Check etcd-manager version
Using kubectl:
$ k -n kube-system get pod etcd-manager-main-ip-NODE-IP-ADDRESS -o yaml | grep "image\:"
image: kopeio/etcd-manager:3.0.20200429
According to the releases documentation version 3.0.20200428 brings a fix that renews expiring certificates in the cluster.
However, the implementation of this as noted in github issue #309
Not a perfect fix, if you don’t restart things every now and then, they could still expire. But it’s at least closer and means if you do restart things, it will fix itself.

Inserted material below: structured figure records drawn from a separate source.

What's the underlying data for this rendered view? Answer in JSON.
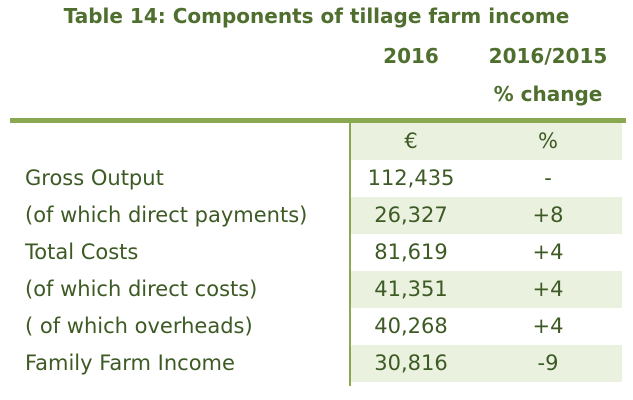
{
  "title": "Table 14: Components of tillage farm income",
  "columns": {
    "year": "2016",
    "change_line1": "2016/2015",
    "change_line2": "% change"
  },
  "units": {
    "value": "€",
    "change": "%"
  },
  "rows": [
    {
      "label": "Gross Output",
      "value": "112,435",
      "change": "-"
    },
    {
      "label": "(of which direct payments)",
      "value": "26,327",
      "change": "+8"
    },
    {
      "label": "Total Costs",
      "value": "81,619",
      "change": "+4"
    },
    {
      "label": "(of which direct costs)",
      "value": "41,351",
      "change": "+4"
    },
    {
      "label": "( of which overheads)",
      "value": "40,268",
      "change": "+4"
    },
    {
      "label": "Family Farm Income",
      "value": "30,816",
      "change": "-9"
    }
  ],
  "colors": {
    "text": "#3d5a24",
    "heading": "#4f6f2e",
    "rule": "#8aa852",
    "band": "#eaf1df"
  }
}
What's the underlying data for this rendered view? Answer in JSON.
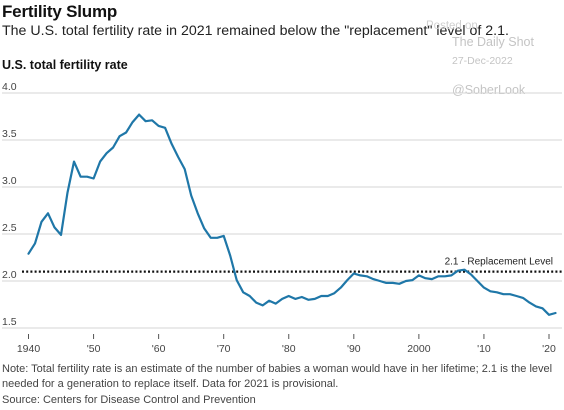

Rotating expired etcd client certificates
After the etcd-manager running in the cluster is confirmed to be 3.0.20200428 or above, all that’s needed to regenerate the certificates and restore the etcd cluster is restarting the Kubernetes master nodes. You could also restart the etcd main and etcd events pods instead, however we’ll go with restarting the whole EC2 instances.
When the restarted instance comes back up it will start the etcd-main
and etcd-events
pods , which will trigger the startup checks implemented in the etcd-manager
code to check the certificates expiration.

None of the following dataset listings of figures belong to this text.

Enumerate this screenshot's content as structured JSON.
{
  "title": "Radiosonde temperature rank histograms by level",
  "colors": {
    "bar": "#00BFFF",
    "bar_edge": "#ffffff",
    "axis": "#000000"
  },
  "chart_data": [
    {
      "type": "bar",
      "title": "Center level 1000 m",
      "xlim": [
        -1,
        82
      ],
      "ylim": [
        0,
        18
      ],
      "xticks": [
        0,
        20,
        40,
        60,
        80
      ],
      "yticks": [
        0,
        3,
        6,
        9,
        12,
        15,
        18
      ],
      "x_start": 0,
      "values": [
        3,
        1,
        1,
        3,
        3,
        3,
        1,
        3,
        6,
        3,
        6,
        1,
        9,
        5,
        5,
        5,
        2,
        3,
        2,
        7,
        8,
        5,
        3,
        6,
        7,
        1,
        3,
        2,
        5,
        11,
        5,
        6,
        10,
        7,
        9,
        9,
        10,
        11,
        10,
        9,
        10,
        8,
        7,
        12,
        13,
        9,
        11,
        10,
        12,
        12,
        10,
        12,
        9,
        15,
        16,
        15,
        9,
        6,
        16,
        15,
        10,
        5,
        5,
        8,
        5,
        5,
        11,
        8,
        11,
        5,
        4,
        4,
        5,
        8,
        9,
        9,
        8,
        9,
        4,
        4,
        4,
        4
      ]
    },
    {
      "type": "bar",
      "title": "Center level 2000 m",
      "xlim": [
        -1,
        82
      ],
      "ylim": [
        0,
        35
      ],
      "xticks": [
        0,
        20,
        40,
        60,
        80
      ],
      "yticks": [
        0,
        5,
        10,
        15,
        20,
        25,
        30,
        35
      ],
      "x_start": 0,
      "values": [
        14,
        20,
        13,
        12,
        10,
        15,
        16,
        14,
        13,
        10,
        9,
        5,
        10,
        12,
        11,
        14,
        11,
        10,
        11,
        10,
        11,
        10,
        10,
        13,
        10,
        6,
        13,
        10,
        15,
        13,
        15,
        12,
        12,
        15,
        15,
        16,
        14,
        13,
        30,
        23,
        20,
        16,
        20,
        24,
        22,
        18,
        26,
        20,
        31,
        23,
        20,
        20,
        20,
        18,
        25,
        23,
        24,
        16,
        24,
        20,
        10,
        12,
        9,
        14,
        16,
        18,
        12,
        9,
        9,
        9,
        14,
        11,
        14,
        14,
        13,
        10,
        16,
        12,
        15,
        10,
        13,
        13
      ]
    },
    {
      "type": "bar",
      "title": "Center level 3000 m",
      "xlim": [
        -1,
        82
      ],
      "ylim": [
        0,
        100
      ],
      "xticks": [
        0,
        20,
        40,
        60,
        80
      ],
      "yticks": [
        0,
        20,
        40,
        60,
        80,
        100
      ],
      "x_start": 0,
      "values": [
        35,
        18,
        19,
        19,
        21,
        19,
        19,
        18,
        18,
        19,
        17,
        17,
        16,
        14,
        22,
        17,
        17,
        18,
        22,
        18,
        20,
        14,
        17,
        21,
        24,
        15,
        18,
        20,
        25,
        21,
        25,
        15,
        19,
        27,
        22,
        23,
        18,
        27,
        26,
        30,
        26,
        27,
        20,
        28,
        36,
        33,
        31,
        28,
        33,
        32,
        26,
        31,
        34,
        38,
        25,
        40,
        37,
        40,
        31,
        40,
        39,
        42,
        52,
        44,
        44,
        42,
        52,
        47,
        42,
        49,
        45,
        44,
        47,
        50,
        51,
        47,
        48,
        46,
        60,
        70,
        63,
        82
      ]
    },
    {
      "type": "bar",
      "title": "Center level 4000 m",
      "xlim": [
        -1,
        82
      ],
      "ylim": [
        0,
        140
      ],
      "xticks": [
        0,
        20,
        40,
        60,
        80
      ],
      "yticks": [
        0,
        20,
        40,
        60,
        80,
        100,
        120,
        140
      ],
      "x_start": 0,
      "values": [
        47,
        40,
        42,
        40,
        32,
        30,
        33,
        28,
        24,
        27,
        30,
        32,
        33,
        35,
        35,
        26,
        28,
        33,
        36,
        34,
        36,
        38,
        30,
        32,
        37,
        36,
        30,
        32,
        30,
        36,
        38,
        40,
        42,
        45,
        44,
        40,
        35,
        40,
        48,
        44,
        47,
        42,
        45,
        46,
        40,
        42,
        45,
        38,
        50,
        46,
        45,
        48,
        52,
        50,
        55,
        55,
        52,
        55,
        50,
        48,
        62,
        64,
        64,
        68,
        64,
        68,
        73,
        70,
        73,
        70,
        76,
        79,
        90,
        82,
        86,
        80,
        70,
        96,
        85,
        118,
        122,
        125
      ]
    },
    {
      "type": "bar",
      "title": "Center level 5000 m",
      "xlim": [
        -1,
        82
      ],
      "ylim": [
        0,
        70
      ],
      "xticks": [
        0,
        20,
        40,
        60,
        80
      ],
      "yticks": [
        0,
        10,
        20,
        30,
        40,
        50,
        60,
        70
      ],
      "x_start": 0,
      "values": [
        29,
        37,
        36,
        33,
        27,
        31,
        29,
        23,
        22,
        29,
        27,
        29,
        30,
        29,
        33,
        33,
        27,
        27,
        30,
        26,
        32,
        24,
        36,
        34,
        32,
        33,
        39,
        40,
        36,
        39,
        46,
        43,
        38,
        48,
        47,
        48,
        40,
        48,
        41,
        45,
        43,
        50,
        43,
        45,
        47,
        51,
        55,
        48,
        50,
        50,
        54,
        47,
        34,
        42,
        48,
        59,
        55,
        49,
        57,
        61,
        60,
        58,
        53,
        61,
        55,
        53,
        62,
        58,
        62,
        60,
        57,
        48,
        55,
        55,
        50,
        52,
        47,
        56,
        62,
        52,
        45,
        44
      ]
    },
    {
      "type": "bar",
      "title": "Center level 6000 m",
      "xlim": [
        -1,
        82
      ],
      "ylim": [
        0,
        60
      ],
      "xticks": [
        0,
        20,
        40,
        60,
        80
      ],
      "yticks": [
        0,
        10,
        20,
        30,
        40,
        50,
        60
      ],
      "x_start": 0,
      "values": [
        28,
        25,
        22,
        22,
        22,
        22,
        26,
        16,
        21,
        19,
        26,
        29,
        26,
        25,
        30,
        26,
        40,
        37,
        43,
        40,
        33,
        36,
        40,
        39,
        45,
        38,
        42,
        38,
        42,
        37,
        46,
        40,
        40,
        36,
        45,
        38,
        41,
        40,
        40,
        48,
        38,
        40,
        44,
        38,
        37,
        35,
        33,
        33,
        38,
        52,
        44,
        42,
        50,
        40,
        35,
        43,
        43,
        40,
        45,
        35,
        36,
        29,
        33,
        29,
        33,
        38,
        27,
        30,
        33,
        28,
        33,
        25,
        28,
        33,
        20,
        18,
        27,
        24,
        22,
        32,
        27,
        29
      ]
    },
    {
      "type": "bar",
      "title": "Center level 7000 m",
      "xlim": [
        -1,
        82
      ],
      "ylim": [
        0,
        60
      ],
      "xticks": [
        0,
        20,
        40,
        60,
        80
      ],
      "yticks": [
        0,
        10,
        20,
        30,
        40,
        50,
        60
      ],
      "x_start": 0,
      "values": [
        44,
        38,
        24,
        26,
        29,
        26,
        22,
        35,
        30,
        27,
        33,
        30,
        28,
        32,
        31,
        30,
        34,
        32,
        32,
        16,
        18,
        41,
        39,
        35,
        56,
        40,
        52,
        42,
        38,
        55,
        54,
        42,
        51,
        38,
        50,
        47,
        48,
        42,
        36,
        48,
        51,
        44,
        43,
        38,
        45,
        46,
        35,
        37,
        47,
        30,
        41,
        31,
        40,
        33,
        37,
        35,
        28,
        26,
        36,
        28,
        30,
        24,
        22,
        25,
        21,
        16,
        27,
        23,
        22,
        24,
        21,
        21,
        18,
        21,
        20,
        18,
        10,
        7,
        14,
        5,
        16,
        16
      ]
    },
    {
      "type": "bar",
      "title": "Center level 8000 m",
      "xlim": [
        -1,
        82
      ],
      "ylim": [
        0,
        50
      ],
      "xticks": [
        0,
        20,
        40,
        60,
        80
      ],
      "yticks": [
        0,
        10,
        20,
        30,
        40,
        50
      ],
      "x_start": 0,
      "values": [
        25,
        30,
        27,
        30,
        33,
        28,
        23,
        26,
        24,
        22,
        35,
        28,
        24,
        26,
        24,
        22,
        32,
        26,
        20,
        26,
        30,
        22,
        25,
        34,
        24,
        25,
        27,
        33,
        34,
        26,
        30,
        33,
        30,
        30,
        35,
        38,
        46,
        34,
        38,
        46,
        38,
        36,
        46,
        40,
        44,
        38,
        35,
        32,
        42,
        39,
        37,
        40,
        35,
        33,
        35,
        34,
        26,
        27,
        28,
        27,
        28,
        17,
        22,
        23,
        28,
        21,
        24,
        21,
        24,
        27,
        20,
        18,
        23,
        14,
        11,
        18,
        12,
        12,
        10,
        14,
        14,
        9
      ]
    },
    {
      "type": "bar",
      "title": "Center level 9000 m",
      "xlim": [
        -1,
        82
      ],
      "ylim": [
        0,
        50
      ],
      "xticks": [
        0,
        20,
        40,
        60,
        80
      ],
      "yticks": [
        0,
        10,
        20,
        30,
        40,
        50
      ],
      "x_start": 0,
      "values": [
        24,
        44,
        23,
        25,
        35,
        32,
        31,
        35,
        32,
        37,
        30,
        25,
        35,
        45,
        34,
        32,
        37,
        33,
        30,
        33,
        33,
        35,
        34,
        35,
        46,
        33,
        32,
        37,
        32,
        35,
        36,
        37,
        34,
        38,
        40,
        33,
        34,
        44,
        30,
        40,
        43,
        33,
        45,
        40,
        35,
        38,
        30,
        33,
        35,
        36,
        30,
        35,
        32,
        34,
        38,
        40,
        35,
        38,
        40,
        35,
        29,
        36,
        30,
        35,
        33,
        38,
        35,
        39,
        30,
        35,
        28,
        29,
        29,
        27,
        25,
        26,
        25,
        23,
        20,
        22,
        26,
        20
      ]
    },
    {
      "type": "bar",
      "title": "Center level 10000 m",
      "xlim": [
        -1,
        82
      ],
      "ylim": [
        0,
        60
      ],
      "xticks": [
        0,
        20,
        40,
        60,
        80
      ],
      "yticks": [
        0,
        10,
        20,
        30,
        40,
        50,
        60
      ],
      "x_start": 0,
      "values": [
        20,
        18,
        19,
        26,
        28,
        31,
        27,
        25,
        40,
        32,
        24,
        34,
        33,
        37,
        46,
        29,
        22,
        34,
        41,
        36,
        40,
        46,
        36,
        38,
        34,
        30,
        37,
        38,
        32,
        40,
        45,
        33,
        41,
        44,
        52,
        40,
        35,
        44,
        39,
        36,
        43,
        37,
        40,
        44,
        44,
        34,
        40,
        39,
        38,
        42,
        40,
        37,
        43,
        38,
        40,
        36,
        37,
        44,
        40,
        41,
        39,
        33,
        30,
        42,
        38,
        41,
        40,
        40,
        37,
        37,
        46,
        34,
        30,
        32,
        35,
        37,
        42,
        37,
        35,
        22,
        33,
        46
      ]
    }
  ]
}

If it finds that the certificates are expiring in 60 days or less, it will regenerate them. You should see the following output in the logs for the etcd-main
and etcd-events
pods:
etcd-manager
...
I1208 08:37:56.019184 12806 main.go:299] Setting data dir to /rootfs/mnt/master-vol-ID
I1208 08:37:56.019648 12806 certs.go:106] existing certificate not valid after 2022-12-08T08:37:05Z; will regenerate
I1208 08:37:56.019655 12806 certs.go:167] generating certificate for "etcd-manager-server-etcd-c"
I1208 08:37:56.023307 12806 certs.go:106] existing certificate not valid after 2022-12-08T08:37:05Z; will regenerate
I1208 08:37:56.023350 12806 certs.go:167] generating certificate for "etcd-manager-client-etcd-c"
...
I1208 08:37:56.032081 12806 pki.go:39] generating peer keypair for etcd: {CommonName:etcd-c Organization:[] AltNames:{DNSNames:[etcd-c.internal.clstrname.k8s.local] IPs:[127.0.0.1]} Usages:[2 1]}
I1208 08:37:56.032340 12806 certs.go:106] existing certificate not valid after 2022-12-08T08:37:05Z; will regenerate
I1208 08:37:56.032346 12806 certs.go:167] generating certificate for "etcd-c"
I1208 08:37:56.041521 12806 pki.go:79] building client-serving certificate: {CommonName:etcd-c Organization:[] AltNames:{DNSNames:[etcd-c.internal.clstrname.k8s.local etcd-c.internal.clstrname.k8s.local] IPs:[127.0.0.1 127.0.0.1]} Usages:[1 2]}
I1208 08:37:56.041786 12806 certs.go:106] existing certificate not valid after 2022-12-08T08:37:05Z; will regenerate
I1208 08:37:56.041795 12806 certs.go:167] generating certificate for "etcd-c"
I1208 08:37:56.499683 12806 certs.go:167] generating certificate for "etcd-manager-etcd-c"
...
I1208 08:37:56.753268 12806 certs.go:167] generating certificate for "etcd-c"
This needs to be done on all Kubernetes master nodes/etcd pods.
Fix not working Prometheus monitoring after cert rotation
Prometheus Operator relies on a predefined secret containing etcd client certificates, key and etcd CA cert. It’s pre-configured here. However this secret is not updated automatically with the newly generated certs by the etcd-manager
and needs to be done manually.
The easiest way for this is to ssh into one of the Kubernetes master nodes and run the following command, but first you need to delete the old secret containing the old etcd client certs:
$ kubectl -n monitoring delete secret etcd-certs
Next, recreate the secret but this time including the newly generated certificates:
$ kubectl -n monitoring create secret generic etcd-certs --from-file=ca.crt=/etc/kubernetes/pki/kube-apiserver/etcd-ca.crt --from-file=client.crt=/etc/kubernetes/pki/kube-apiserver/etcd-client.crt --from-file=client.key=/etc/kubernetes/pki/kube-apiserver/etcd-client.key
* replace namespace and secret name accordingly
The only thing left is to restart the Prometheus pod so that it mounts the newly created secret containing your renewed etcd client certificates.